Gregory R. Copley, editor at GIS/Defense & Foreign Affairs, noted that Iran’s attack on Israel “showed how well the two countries understand each other” and that misleading Western media rhetoric that Shi’ite Iran is the primary financial sponsor of the Sunni/Muslim Brotherhood Hamas movement “obscures realities.”

Copley noted:

1. Primary sponsors of HAMAS, which began the war against Israel on October 7, 2023, are Turkey and Qatar, both Muslim Brotherhood states extremely hostile to Israel. Each has a delicate relationship with Iran, and they would have been happy to have Tehran bear the brunt of Israel’s anger. Having said that, Iran had no option but to respond to the Israeli bombing on April 1, 2024, of the Iranian consulate in Damascus, killing senior Pasdaran (IRGC) officers.

2. Iran’s response was pure political theater: Tehran leaked to the US and Israel the nature, targeting, and timing of the proposed Iranian attack on Israel, clearly indicating that it proposed a symbolic attack designed to avoid human casualties.
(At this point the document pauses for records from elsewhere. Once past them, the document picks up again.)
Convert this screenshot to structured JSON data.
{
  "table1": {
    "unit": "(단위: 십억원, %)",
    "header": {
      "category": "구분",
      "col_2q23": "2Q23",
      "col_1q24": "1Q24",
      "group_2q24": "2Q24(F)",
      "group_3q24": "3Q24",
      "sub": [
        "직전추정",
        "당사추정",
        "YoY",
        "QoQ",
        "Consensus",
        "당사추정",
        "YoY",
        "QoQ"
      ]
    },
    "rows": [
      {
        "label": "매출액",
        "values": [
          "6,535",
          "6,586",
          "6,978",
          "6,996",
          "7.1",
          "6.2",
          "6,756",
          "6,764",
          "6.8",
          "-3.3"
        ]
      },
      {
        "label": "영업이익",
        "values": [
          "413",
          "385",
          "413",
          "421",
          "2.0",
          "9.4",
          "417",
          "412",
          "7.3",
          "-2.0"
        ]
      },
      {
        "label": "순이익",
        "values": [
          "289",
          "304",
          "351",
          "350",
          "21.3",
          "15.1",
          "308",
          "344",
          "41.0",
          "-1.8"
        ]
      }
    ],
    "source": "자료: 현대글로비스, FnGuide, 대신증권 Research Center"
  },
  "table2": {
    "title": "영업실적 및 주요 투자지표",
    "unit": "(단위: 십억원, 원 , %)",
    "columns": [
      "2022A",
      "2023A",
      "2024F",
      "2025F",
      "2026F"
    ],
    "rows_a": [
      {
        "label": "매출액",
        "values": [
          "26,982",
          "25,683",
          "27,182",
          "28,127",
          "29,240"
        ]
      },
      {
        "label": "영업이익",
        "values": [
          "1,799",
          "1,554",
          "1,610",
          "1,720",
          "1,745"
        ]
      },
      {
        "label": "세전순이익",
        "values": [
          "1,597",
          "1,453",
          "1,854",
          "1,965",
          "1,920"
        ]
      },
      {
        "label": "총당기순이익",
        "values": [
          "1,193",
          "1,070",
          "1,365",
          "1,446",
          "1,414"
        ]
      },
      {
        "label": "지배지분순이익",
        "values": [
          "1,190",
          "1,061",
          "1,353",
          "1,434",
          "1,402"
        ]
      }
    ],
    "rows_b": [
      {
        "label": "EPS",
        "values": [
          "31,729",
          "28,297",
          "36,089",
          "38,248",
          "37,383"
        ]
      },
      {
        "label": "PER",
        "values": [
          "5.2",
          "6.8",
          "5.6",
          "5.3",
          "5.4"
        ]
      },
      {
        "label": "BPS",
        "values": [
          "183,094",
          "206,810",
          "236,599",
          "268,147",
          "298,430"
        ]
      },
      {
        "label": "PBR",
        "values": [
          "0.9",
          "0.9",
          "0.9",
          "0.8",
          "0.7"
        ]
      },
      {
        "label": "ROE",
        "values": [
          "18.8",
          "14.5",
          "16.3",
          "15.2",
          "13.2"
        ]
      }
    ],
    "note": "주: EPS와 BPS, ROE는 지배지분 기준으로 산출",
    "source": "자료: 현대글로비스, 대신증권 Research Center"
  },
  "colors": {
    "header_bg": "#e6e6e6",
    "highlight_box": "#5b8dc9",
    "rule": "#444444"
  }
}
Iranian Supreme Leader Ayatollah Khamenei announced when the first salvos of several hundred unmanned combat aerial vehicles (UCAVs or loitering munitions), cruise missiles, and light ballistic missiles were fired, giving Israeli anti-missile forces (mainly Iron Dome and David’s Sling systems) and Allied (U.S., UK, and Jordanian) systems time to prepare.

Some 300 Iranian systems (170 UCAVs and 120+ ballistic missiles) were fired, 99 percent were intercepted, and no deaths were recorded by Israel. As well, some 350 rockets were fired from Iran, Iraq, Yemen, and by Hizbullah (in Lebanon). No Turkish, Qatari, or Hamas assets were used in the attacks.
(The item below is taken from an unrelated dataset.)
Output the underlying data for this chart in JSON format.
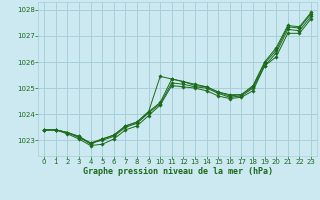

3. Iran very pointedly did not use its heavier ballistic missiles, such as the c2,000km range Sajjil or Sajjil-2 MRBMs (almost certainly nuclear capable) in the strike. This would not only have been threatening in terms of imagery (because of its nuclear capability), but would have brought up the Israeli Arrow 3 ABM systems. For Iran to have its Sajjils defeated (even if they were carrying only a conventional payload) would have subjected Tehran to reduced prestige and credibility. As it is now, the Iranian retaliation signaled “honor is satisfied”, even to its regional audience. . . . .
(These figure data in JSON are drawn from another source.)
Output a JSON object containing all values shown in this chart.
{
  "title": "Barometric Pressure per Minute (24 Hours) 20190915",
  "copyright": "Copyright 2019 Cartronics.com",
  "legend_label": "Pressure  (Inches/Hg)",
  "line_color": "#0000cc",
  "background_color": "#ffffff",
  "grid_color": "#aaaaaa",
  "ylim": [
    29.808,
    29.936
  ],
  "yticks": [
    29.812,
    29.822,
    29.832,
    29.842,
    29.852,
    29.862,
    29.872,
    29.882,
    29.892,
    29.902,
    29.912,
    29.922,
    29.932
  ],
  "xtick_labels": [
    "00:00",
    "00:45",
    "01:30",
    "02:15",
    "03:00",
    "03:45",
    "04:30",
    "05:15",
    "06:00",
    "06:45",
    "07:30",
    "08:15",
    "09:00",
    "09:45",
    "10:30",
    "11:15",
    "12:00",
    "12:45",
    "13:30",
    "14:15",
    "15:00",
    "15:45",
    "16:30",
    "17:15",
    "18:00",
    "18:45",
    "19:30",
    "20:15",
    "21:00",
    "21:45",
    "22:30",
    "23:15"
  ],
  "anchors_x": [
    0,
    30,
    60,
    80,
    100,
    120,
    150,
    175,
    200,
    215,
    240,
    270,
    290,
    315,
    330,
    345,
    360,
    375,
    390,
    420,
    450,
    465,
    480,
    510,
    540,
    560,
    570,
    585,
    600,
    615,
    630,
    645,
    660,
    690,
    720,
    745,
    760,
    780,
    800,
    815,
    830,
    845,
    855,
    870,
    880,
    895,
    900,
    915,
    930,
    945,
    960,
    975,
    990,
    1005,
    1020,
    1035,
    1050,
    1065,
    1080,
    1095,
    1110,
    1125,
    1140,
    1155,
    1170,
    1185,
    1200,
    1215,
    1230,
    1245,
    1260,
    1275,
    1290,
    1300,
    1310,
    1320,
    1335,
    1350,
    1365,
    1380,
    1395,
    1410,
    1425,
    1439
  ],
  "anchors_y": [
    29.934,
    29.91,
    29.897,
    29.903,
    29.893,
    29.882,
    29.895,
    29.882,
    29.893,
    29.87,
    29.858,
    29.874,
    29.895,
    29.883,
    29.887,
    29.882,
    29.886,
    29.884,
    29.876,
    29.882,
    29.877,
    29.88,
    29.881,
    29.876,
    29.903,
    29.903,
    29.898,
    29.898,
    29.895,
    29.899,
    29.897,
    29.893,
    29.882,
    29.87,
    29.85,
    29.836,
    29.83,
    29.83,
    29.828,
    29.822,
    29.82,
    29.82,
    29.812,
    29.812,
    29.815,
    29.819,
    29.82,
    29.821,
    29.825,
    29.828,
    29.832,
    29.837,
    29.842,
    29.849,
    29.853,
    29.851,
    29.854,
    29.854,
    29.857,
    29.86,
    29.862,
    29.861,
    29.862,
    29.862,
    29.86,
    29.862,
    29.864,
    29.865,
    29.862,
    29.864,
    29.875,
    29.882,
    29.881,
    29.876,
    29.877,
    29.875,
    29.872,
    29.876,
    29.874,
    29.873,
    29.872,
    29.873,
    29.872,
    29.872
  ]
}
4. Russia almost certainly worked with the Iranian leadership to ensure that Tehran was not drawn in by Israel to a broader response. Moscow has only now succeeded in bringing Iran into its International North-South Transport Corridor (INSTC) which creates a riverine, rail, and oceanic transport link from the Baltic/Atlantic to the Indian Ocean and India via Iran. It cannot afford to have an Israeli war against Iran jeopardize this.

Meanwhile, the GOP-led House scheduled votes on a series of Iran sanctions bills on Monday.

“In light of Iran’s unjustified attack on Israel, the House will move from its previously announced legislative schedule next week to instead consider legislation that supports our ally Israel and holds Iran and its terrorist proxies accountable,” House Majority Leader Steve Scalise said in a statement on Saturday before the formal schedule was announced.

Honor their memory: The ‘shot heard round the world’

There were five bills related to Iran on the House schedule for Monday, according to Scalise’s office.

The bills scheduled for votes included H.R. 5921, the No U.S. Financing for Iran Act of 2023, H.R. 5923, the Iran-China Energy Sanctions Act of 2023, H.R. 6245, the Holding Iranian Leaders Accountable Act of 2023 and H.R. 6015, the Iran Sanctions Accountability Act of 2023.

H.R.6408, which is a resolution that would “amend the Internal Revenue Code of 1986 to terminate the tax-exempt status of terrorist supporting organizations,” was also on the schedule for Monday.